Appuntamento al Teatro Verdi savinese fin dalle 19:30 con l’apericena presso il bar a cura di A.S. MonteServizi e la possibilità di assistere gratuitamente, alle ore 21:00, all’inaugurazione della mostra fotografica “Famiglie. Tutti i colori delle famiglie in Italia esposta in via eccezionale presso il foyer del Teatro Verdi in attesa di trasferirsi, dal 23 novembre al 22 dicembre, presso il primo piano del Palazzo Comunale di Monte San Savino con possibilità di visione all’interno degli orari di apertura del Comune. La mostra preziosa, che riporta anche una fotografia scattata a Monte San Savino, è stata realizzata dagli enti pubblici aderenti alla Rete Ready in occasione della Giornata contro l’omofobia, la transfobia e la bifobia 2017, attraverso un’azione congiunta che ha visto la realizzazione di 27 scatti provenienti da tutti Italia e che fotografano un paese che inizia a declinare i tanti e differenti colori delle famiglie italiane.

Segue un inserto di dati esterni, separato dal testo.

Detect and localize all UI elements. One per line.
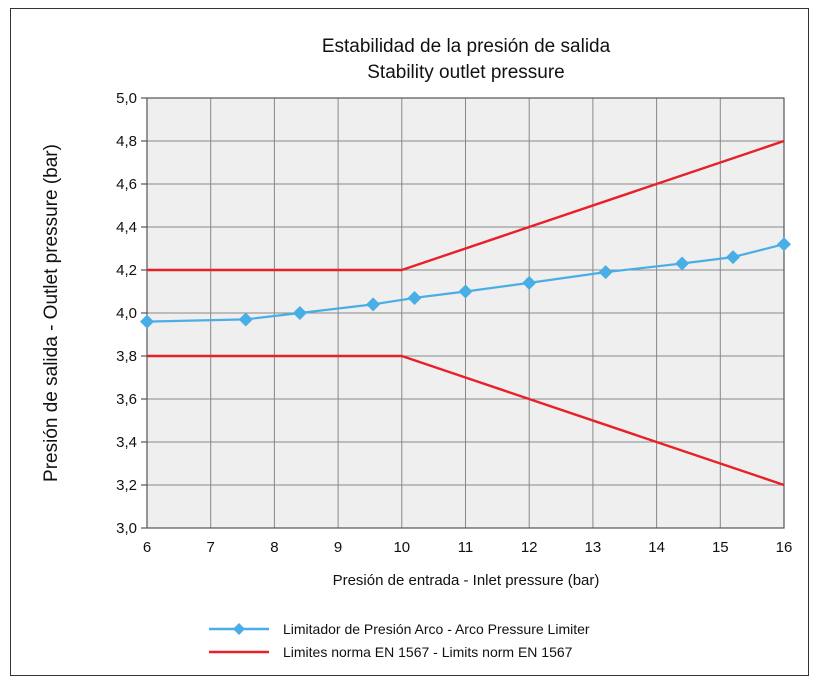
y-tick-label: 3,8 bbox=[116, 348, 137, 365]
data-point-marker bbox=[726, 250, 741, 265]
series-markers bbox=[140, 237, 791, 329]
legend-marker bbox=[233, 623, 245, 635]
grid bbox=[141, 97, 785, 529]
x-tick-label: 10 bbox=[393, 539, 410, 556]
series-line-2 bbox=[147, 354, 785, 487]
x-tick-labels: 6 7 8 9 10 11 12 13 14 15 16 bbox=[143, 539, 793, 556]
data-point-marker bbox=[598, 265, 613, 280]
x-tick-label: 16 bbox=[776, 539, 793, 556]
y-tick-label: 4,4 bbox=[116, 219, 137, 236]
legend: Limitador de Presión Arco - Arco Pressur… bbox=[209, 621, 590, 660]
y-tick-label: 3,0 bbox=[116, 520, 137, 537]
data-point-marker bbox=[407, 290, 422, 305]
plot-border bbox=[146, 97, 785, 529]
x-axis-label: Presión de entrada - Inlet pressure (bar… bbox=[333, 572, 600, 589]
data-point-marker bbox=[140, 314, 154, 329]
chart-title: Estabilidad de la presión de salida bbox=[322, 36, 611, 57]
data-point-marker bbox=[366, 297, 381, 312]
y-tick-label: 4,8 bbox=[116, 133, 137, 150]
y-tick-label: 3,4 bbox=[116, 434, 137, 451]
y-tick-label: 4,6 bbox=[116, 176, 137, 193]
x-tick-label: 15 bbox=[712, 539, 729, 556]
x-tick-label: 7 bbox=[207, 539, 215, 556]
x-tick-label: 12 bbox=[521, 539, 538, 556]
y-tick-label: 5,0 bbox=[116, 90, 137, 107]
x-tick-label: 9 bbox=[334, 539, 342, 556]
x-tick-label: 13 bbox=[585, 539, 602, 556]
data-point-marker bbox=[292, 306, 307, 320]
chart-subtitle: Stability outlet pressure bbox=[367, 62, 565, 83]
y-tick-label: 4,0 bbox=[116, 305, 137, 322]
y-tick-label: 4,2 bbox=[116, 262, 137, 279]
x-tick-label: 11 bbox=[458, 539, 474, 556]
legend-label: Limitador de Presión Arco - Arco Pressur… bbox=[283, 621, 590, 637]
y-tick-label: 3,6 bbox=[116, 391, 137, 408]
data-point-marker bbox=[238, 312, 253, 327]
x-tick-label: 14 bbox=[648, 539, 665, 556]
data-point-marker bbox=[675, 256, 690, 271]
y-axis-label: Presión de salida - Outlet pressure (bar… bbox=[41, 144, 62, 482]
chart-frame: Estabilidad de la presión de salida Stab… bbox=[10, 8, 809, 676]
x-tick-label: 8 bbox=[270, 539, 278, 556]
x-tick-label: 6 bbox=[143, 539, 151, 556]
data-point-marker bbox=[458, 284, 473, 299]
y-tick-labels: 3,0 3,2 3,4 3,6 3,8 4,0 4,2 4,4 4,6 4,8 5,0 bbox=[116, 90, 137, 537]
data-point-marker bbox=[522, 275, 537, 290]
legend-label: Limites norma EN 1567 - Limits norm EN 1… bbox=[283, 644, 573, 660]
y-tick-label: 3,2 bbox=[116, 477, 137, 494]
data-point-marker bbox=[777, 237, 791, 252]
series-line-1 bbox=[147, 139, 785, 272]
line-chart: Estabilidad de la presión de salida Stab… bbox=[41, 36, 793, 660]
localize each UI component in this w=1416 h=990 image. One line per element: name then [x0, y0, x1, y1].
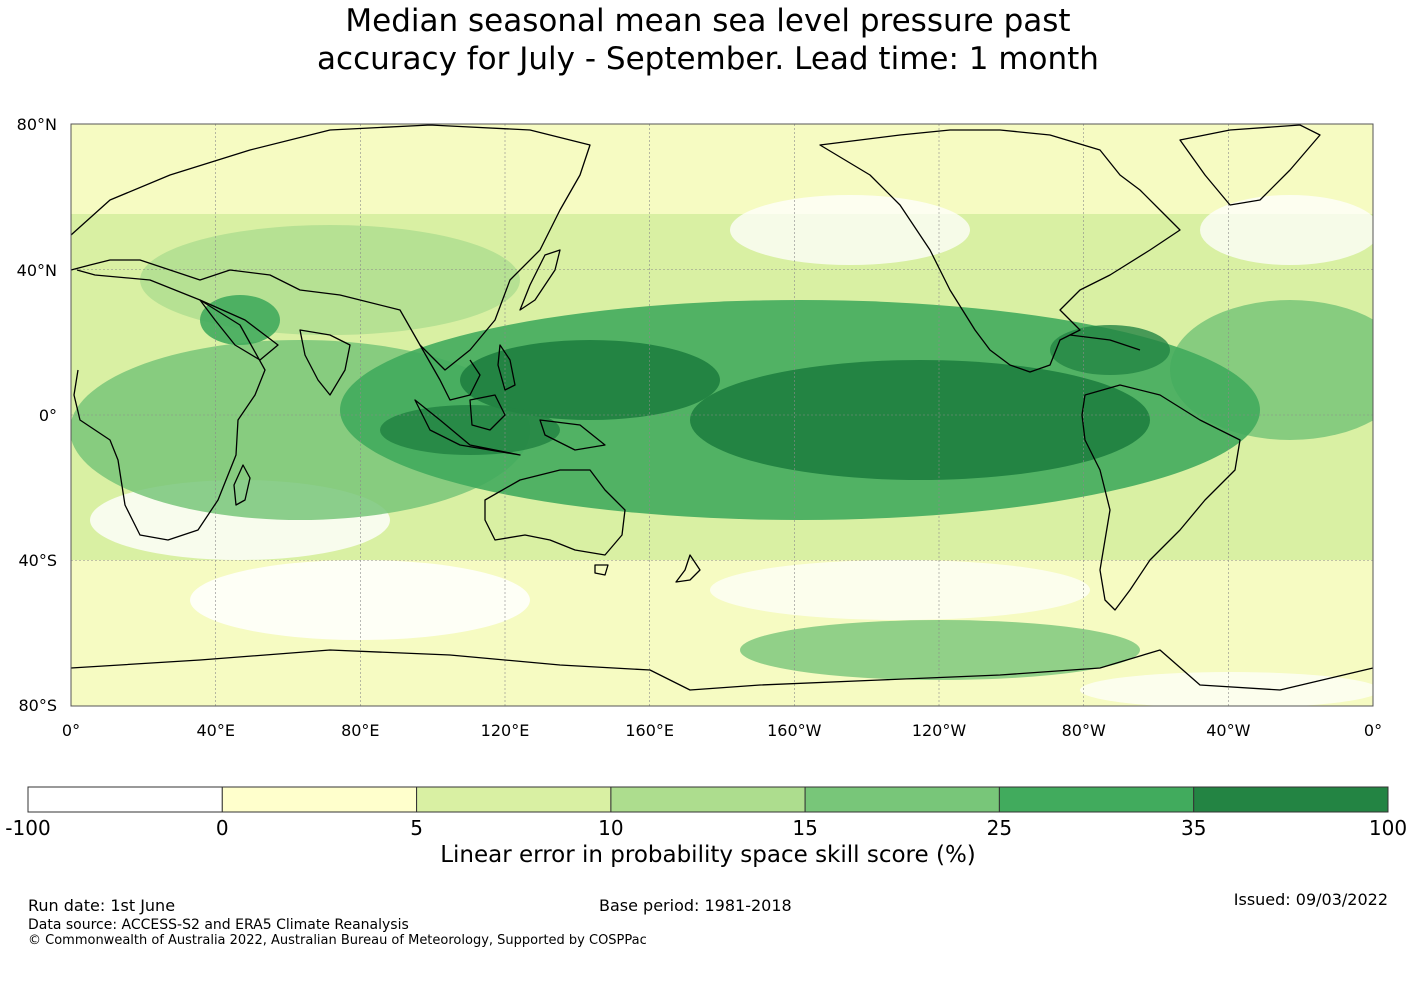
lat-label-40s: 40°S: [18, 551, 57, 570]
antarctic-low-skill: [1080, 672, 1373, 706]
new-zealand-coastline: [675, 554, 701, 583]
map-frame: [70, 123, 1374, 707]
longitude-labels: 0° 40°E 80°E 120°E 160°E 160°W 120°W 80°…: [62, 721, 1382, 740]
north-atlantic-low-skill: [1200, 195, 1373, 265]
data-source: Data source: ACCESS-S2 and ERA5 Climate …: [28, 917, 409, 933]
eurasia-coastline: [70, 124, 591, 371]
arabia-skill: [200, 295, 280, 345]
tropical-pacific-max-skill: [690, 360, 1150, 480]
title-line-1: Median seasonal mean sea level pressure …: [345, 3, 1071, 39]
lon-label-120e: 120°E: [481, 721, 530, 740]
lat-label-80s: 80°S: [18, 696, 57, 715]
south-pacific-low-skill: [710, 560, 1090, 620]
lon-label-120w: 120°W: [912, 721, 967, 740]
north-pacific-low-skill: [730, 195, 970, 265]
south-pacific-mid-skill: [740, 620, 1140, 680]
lon-label-80w: 80°W: [1062, 721, 1106, 740]
lat-label-80n: 80°N: [17, 115, 57, 134]
issued-date: Issued: 09/03/2022: [1233, 890, 1388, 909]
lon-label-40w: 40°W: [1206, 721, 1250, 740]
lat-label-0: 0°: [39, 406, 57, 425]
map-title: Median seasonal mean sea level pressure …: [0, 2, 1416, 78]
colorbar-tick-1: -100: [5, 816, 50, 840]
caribbean-skill: [1050, 325, 1170, 375]
coastlines: [70, 124, 1374, 691]
borneo-coastline: [469, 394, 506, 431]
title-line-2: accuracy for July - September. Lead time…: [317, 41, 1099, 77]
latitude-labels: 80°N 40°N 0° 40°S 80°S: [17, 115, 57, 715]
eurasia-mid-skill: [140, 225, 520, 335]
copyright-notice: © Commonwealth of Australia 2022, Austra…: [28, 933, 647, 948]
colorbar-swatch-3: [416, 786, 612, 813]
colorbar-tick-5: 15: [792, 816, 817, 840]
colorbar: -100 0 5 10 15 25 35 100: [5, 786, 1407, 840]
colorbar-tick-3: 5: [410, 816, 423, 840]
lon-label-0-east: 0°: [1364, 721, 1382, 740]
arabia-coastline: [199, 299, 279, 361]
colorbar-swatches: [27, 786, 1389, 813]
arctic-band: [71, 124, 1373, 214]
lon-label-160e: 160°E: [625, 721, 674, 740]
lon-label-0-west: 0°: [62, 721, 80, 740]
antarctica-coastline: [70, 649, 1374, 691]
graticule: [71, 124, 1373, 706]
philippines-coastline: [497, 344, 516, 391]
run-date: Run date: 1st June: [28, 896, 176, 915]
base-period: Base period: 1981-2018: [599, 896, 792, 915]
colorbar-swatch-2: [221, 786, 418, 813]
colorbar-tick-2: 0: [216, 816, 229, 840]
colorbar-swatch-6: [998, 786, 1195, 813]
north-america-coastline: [819, 129, 1181, 373]
lon-label-40e: 40°E: [196, 721, 234, 740]
colorbar-tick-6: 25: [987, 816, 1012, 840]
colorbar-swatch-1: [27, 786, 223, 813]
tasmania-coastline: [594, 564, 609, 576]
colorbar-ticks: -100 0 5 10 15 25 35 100: [5, 816, 1407, 840]
south-america-coastline: [1081, 384, 1241, 611]
colorbar-tick-8: 100: [1369, 816, 1407, 840]
colorbar-tick-7: 35: [1181, 816, 1206, 840]
skill-score-map: 80°N 40°N 0° 40°S 80°S 0° 40°E 80°E 120°…: [17, 115, 1382, 740]
maritime-continent-skill: [380, 405, 560, 455]
lon-label-80e: 80°E: [341, 721, 379, 740]
madagascar-coastline: [233, 464, 251, 506]
africa-coastline: [73, 269, 266, 541]
greenland-coastline: [1179, 124, 1321, 206]
lat-label-40n: 40°N: [17, 261, 57, 280]
colorbar-swatch-5: [804, 786, 1000, 813]
japan-coastline: [519, 249, 561, 311]
west-pacific-max-skill: [460, 340, 720, 420]
colorbar-swatch-7: [1193, 786, 1389, 813]
india-coastline: [299, 329, 351, 396]
colorbar-label: Linear error in probability space skill …: [440, 842, 976, 868]
colorbar-tick-4: 10: [598, 816, 623, 840]
southeast-asia-coastline: [419, 344, 481, 401]
new-guinea-coastline: [539, 419, 606, 451]
australia-coastline: [484, 469, 626, 556]
colorbar-swatch-4: [610, 786, 806, 813]
sumatra-java-coastline: [414, 399, 521, 456]
lon-label-160w: 160°W: [767, 721, 822, 740]
caribbean-islands: [1069, 334, 1141, 351]
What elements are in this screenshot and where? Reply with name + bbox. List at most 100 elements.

Alle ore 21:15 ancora ingresso gratuito in teatro per prendere parte all’evento di punta dell’apertura del Festival: “La vertigine”, spettacolo di danza portato in scena dalla Compagnia Francesca Selva. Protagoniste le danzatrici Silvia Bastianelli e Nazaret Perales, su coreografia di Francesca Selva e la regia firmata da Marcello Valassina. “La vertigine” racconta di due donne, legate da un sentimento delicato e potente, ma senza nome. Sperimentano la forza dell’amicizia che fa spiccare il volo. Fino a che l’infrangersi di un paio d’ali che il vento della delusione spazza via, rischia di interrompere per sempre il loro volo. Solo l’amore le tiene in salvo. Quell’amore che finalmente osa pronunciare il suo nome. Liberamente ispirata al racconto Mr Vertigo di Paul Auster, “La vertigine” porta in scena la prodigiosità dell’amore che mette le ali solo agli amanti che non hanno paura di volare. «In un momento storico ben preciso, la compagnia Francesca Selva mette sulle scene uno spettacolo coraggioso decostruendo il tabù nel modo più intelligente, semplice possibile: raccontando una storia. Una storia intima, atemporale, delicata. Una storia di chiunque. O che chiunque vorrebbe» scrive Gianpaolo Colantone_Progetto Takatheword – Festival Confi.dance.